Y si quieres honrarme aceptándola como homenaje mío, te pertenece
desde ahora.
Entonces me contestó: ¡Alá te lo premie con toda clase
de favores! ¡Ojalá alcances todas las riquezas que me pertenecen,
convirtiéndote en mi dueño y en corona de mi cabeza! ¡Así oiga Alá
mi ruego!
Y yo le repliqué: ¡Oh señora mía, acepta, pues, esta pieza
de seda! ¡Y que no sea esta sola! Pero te ruego que me otorgues el
favor de que admire un instante el rostro que me ocultas.
Entonces se levantó el finísimo velo que le cubría la parte inferior de la cara y no dejaba ver más que los ojos.
Y vi aquel rostro de bendición, y esta sola mirada bastó para aturdirme, avivar el amor en mi alma y arrebatarme la razón. Pero ella se
apresuró a bajar el velo, cogió la tela, y me dijo: ¡Oh dueño mío, que
no dure mucho tu ausencia, o moriré desolada!
Y después se marchó.
Y yo me quedé solo con el mercader hasta la puesta del sol.
Y me hallaba como si hubiese perdido la razón y el sentido, dominado en absoluto por la locura de aquella pasión tan repentina. Y la
violencia de este sentimiento hizo que me arriesgase a preguntar al
mercader respecto a aquella dama. Y antes de levantarme para irme, le
dije: ¿Sabes quién es esa dama?
Y me contestó: Claro que sí. Es una dama muy rica. Su padre fue un emir ilustre, que murió, dejándole muchos bienes y riquezas.
Entonces me despedí del mercader y me marché, para volver al
Khan Serur, donde me alojaba. Y mis criados me sirvieran de comer; pero yo pensaba en ella, y no pude probar bocado. Me eché a dormir; pero el sueño huía de mi persona, y pasé toda la noche en vela, hasta la mañana.

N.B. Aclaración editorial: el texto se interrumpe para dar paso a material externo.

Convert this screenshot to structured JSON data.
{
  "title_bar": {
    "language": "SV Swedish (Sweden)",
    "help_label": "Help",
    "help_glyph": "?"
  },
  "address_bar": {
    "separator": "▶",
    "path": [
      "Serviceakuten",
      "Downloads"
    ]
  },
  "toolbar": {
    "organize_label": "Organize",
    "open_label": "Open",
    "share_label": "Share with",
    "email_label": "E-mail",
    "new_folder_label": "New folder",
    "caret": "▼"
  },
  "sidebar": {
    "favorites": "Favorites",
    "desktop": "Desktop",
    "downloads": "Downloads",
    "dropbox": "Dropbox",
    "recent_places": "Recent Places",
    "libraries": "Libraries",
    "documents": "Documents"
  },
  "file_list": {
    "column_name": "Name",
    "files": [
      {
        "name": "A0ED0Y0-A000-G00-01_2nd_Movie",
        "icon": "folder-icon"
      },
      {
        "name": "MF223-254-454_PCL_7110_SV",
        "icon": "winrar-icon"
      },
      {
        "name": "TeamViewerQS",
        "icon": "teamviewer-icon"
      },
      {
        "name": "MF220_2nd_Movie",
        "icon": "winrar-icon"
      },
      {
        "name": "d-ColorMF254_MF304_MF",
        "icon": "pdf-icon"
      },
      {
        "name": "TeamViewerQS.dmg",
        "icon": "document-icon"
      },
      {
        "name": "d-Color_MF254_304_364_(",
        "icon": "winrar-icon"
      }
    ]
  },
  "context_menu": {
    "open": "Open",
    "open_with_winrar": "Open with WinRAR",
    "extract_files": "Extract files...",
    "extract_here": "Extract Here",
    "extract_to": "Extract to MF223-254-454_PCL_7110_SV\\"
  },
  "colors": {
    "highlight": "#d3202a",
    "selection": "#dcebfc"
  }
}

Entonces me levanté, me puse un traje más lujoso todavía que el de la víspera, bebí una copa de vino, me desayuné con un buen plato, volví a la tienda del mercader, a quien hube de saludar, sentándome en el sitio de costumbre. Y apenas había tomado asiento, vi llegar a la joven acompañada de una esclava. Entró, se sentó y me saludó, sin dirigir el menor saludo de paz a Badreddin. Y con su voz tan dulce y su incomparable modo de hablar, me dijo: Esperaba que hubieses enviado a alguien a mi casa para cobrar los mil doscientos dracmas que importa la pieza de seda.
A lo cual contesté: ¿Por qué tanta prisa, si a mí no me corre ninguna?
Y ella me dijo: Eres muy generoso, pero yo no quiero que por mí pierdas nada.
Y acabó por dejar en mi mano el importe de la tela, no obstante mi oposición. Y empezamos a hablar.
Y de pronto me decidí a expresarle por señas la intensidad de mi sentimiento. Pero inmediatamente se levantó y se alejó a buen paso,
despidiéndose por pura cortesía. Y sin poder contenerme, abandoné la
tienda, y la fui siguiendo hasta que salimos del zoco. Y la perdí de
vista, pero se me acercó una muchacha cuyo velo no me permitía adivinar
quién era, y me dijo: ¡Oh mi señor! Ven a ver a mi señora, que
quiere hablarte.
Entonces, muy sorprendido, le dije: ¡Pero si aquí
nadie me conoce!
Y la muchacha replicó: ¡Oh cuán escasa es tu memoria!
¿No recuerdas a la sierva que has visto ahora mismo en el zoco,
con su señora, en la tienda de Badreddin?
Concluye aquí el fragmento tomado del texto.